When you choose not to decide, you still have made a choice

That snippet of Rush’s “Freewill” ran through my head after I read Michael Krigsman’s post on developers’ perspectives on IT failure.  What caused my earworm?  It was this section, dealing with IT priorities:

The survey breaks out IT quality priorities by role in the organization, and yields an interesting gap between the project managers and business stakeholders. As the following table shows, project managers prioritize budget and schedule while people in the business seek the best solution. 

More interesting to me were the portfolio and strategy implications of the answers.
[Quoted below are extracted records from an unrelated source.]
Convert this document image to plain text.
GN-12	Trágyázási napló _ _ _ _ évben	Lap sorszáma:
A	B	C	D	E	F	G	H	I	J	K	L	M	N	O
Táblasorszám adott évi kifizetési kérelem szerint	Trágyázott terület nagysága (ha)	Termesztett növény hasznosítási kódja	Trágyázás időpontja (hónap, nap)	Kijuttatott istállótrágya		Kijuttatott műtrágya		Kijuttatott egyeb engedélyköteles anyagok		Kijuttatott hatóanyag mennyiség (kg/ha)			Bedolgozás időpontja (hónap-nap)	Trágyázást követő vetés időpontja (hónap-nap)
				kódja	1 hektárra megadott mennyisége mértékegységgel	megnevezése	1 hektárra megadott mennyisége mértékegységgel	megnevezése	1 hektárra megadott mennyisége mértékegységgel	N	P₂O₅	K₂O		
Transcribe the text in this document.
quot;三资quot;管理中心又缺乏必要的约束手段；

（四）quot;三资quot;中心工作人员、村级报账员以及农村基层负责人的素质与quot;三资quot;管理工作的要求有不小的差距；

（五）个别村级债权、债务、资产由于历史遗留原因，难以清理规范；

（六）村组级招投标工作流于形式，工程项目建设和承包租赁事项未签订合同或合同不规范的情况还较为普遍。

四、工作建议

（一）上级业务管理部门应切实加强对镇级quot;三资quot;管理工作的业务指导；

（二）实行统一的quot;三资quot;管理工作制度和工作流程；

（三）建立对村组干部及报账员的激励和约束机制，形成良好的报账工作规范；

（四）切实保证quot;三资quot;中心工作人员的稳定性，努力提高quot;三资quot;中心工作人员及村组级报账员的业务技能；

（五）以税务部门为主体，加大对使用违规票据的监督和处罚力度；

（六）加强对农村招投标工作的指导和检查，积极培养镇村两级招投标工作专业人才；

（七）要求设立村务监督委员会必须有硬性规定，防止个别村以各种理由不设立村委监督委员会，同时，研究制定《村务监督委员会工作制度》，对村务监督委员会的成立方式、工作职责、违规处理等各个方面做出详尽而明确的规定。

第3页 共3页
  1. It didn’t seem like the respondents understood that these options would require trade offs…every option received over 50 percent. 
  2. Where are the resource trade offs?  Resource constraints are much “harder” than cash budgets in my experience.
  3. I’m not sure how well thought through the survey was.  “Shipping when the system is ready is more important than shipping on schedule” and “Delivering high quality is more important than delivering on time and on budget”.  These are almost the same trade off, even if the “high quality” question slips in “budget.”
  4. Left unexplored are the tradeoffs within the portfolio at large.  It is great to say you’re willing to trade time and resources for quality or ROI.  However, that’s a point analysis that leaves out the opportunities foregone. 

One of the reasons IT projects are under such time and resource pressure is that there’s a domino effect.  In other words, if one project slips, the rest of the portfolio slips because you can’t simply plug in new resources, there are technical dependencies, etc.   And what else slips?  The benefits from these future projects.